I have edited my server.xml as follows.
<Context path="/grocery_site"
         reloadable="true"
         debug="0"
         docBase="grocery_site">
  <Resource name="jdbc/customer"
            auth="Container"
            type="javax.sql.DataSource"/>
  <ResourceParams name="jdbc/customer">
    <parameter>
      <name>driverClassName</name>
      <value>org.gjt.mm.mysql.Driver</value>
    </parameter>
    <parameter>
      <name>driverName</name>
      <value>jdbc:mysql://localhost:3306/grocery_customer</value>
    </parameter>
    <parameter>
      <name>user</name>
      <value>grocery</value>
    </parameter>
    <parameter>
      <name>password</name>
      <value>grocery</value>
    </parameter>
  </ResourceParams>
  <Resource name="jdbc/product"
            auth="Container"
            type="javax.sql.DataSource"/>
  <ResourceParams name="jdbc/product">
    <parameter>
      <name>driverClassName</name>
      <value>org.gjt.mm.mysql.Driver</value>
    </parameter>
    <parameter>
      <name>driverName</name>
      <value>jdbc:mysql://localhost:3306/grocery_product</value>
    </parameter>
    <parameter>
      <name>user</name>
      <value>grocery</value>
    </parameter>
    <parameter>
      <name>password</name>
      <value>grocery</value>
    </parameter>
  </ResourceParams>
</Context>

I have tried the addion of the maxIdle, maxActive, and removeAbandoned
parameters to my configuration, but they seemed to have no effect.
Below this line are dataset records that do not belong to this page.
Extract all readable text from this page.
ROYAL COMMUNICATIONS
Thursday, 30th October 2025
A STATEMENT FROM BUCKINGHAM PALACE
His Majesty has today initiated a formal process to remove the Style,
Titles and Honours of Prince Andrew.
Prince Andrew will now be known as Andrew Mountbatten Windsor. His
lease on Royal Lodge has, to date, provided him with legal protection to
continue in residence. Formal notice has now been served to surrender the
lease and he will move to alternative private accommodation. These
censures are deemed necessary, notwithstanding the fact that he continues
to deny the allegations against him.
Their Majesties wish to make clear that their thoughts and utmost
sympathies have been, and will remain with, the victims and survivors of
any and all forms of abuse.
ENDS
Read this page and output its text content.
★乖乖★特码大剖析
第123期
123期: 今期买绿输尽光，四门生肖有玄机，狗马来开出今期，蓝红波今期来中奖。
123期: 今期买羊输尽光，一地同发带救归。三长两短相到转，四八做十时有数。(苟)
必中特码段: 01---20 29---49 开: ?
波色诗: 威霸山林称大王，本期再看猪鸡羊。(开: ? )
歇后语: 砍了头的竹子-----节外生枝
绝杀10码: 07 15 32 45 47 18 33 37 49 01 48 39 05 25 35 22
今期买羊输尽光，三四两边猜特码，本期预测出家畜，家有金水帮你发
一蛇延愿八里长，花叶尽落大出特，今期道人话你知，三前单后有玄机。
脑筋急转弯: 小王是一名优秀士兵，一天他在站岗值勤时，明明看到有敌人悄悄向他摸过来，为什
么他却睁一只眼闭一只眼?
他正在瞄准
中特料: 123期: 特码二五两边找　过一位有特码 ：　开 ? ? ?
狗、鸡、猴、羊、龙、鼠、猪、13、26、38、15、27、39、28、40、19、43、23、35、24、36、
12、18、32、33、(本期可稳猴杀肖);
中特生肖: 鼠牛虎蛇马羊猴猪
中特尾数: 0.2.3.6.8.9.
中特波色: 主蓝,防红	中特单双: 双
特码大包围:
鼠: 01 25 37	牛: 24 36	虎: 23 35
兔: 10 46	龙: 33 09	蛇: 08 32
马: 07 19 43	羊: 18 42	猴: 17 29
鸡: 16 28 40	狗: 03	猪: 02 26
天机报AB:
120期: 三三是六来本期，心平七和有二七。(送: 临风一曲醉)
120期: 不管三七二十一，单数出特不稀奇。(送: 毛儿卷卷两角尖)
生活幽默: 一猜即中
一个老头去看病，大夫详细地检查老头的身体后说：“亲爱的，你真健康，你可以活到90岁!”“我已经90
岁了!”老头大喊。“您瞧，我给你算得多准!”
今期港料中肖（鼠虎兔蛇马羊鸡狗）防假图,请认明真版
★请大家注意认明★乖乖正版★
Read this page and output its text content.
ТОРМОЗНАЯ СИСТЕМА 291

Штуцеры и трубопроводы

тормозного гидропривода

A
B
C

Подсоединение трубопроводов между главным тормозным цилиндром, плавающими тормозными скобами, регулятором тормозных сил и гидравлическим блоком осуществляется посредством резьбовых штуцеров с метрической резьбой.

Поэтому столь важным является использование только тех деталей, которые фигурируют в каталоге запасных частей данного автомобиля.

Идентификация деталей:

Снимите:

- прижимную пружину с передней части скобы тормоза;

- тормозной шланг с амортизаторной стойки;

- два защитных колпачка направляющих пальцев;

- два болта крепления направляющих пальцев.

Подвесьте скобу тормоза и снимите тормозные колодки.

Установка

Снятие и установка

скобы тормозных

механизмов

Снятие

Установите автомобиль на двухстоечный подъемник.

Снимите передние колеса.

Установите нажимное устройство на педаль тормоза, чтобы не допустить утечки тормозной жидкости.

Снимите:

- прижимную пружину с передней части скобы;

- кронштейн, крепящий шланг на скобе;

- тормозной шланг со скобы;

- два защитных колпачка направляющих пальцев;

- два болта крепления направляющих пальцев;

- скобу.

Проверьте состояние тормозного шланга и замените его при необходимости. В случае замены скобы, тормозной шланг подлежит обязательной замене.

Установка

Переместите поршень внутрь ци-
The utility method that is used to get a connection from the pool is as
follows.  The gc stuff is ran to clean up the Connections that the pool
seams to be discarding rather then reusing (this is a hack untill I get
this problem solved).
  private static Connection getPooledConnection(String data_source){
    Connection connection = null;
    try{
      Context context = (Context) new InitialContext().lookup("java:comp/env");
      DataSource ds = ((DataSource) context.lookup(data_source));
      connection = ds.getConnection();
    }
    catch(Exception e){
      System.err.println("DatabaseUtil.getPooledConnection(): " +
			 "Unable to retrive connection from pool. " +
			 "Running System.runFinalization() and System.gc()");
      System.runFinalization();
      System.gc();
    }
    return connection;
  }

In reading some docs I found that I should call ResultSet.close(),
Statement.close(), and Connection.close() to ensure that the connections
get reused.  So I have check all my code over for those type of leaks, but
had no success.  I should mention that all the methods in a single Object
instance share a Connection between methods (but use a fresh Statement and
ResultSet for each query/update), and I close the Connection in the
Object's finalize method as follows.
  protected void finalize() throws Throwable{
    System.out.print("Closing " + connection + "...");
    connection.close();
    System.out.println(connection);
  }

When executed the method prints somthing like
Closing org.gjt.mm.mysql.jdbc2.Connection@60bf50 ...
org.gjt.mm.mysql.jdbc2.Connection@60bf50


I should also mention that even though an Object's method may share a
Connection, the Object's static methods create and close thier own
Connections.  This means that two connections may be checked out of the
pool.  An archive message said this could mess up the pool, but I have a
hard time beleiving this (what if two separate Objects both need access to
the database concurrently?).

The software I am using for development is as follows.
tomcat   4.0.3
mm.mysql 2.0.14
j2se     1.4.0_01
j2ee     1.3.1

I have ran out of ideas as to what can be causing this behavior, so any
pointers leading to an answer would be greatly appreciated.  Thanks.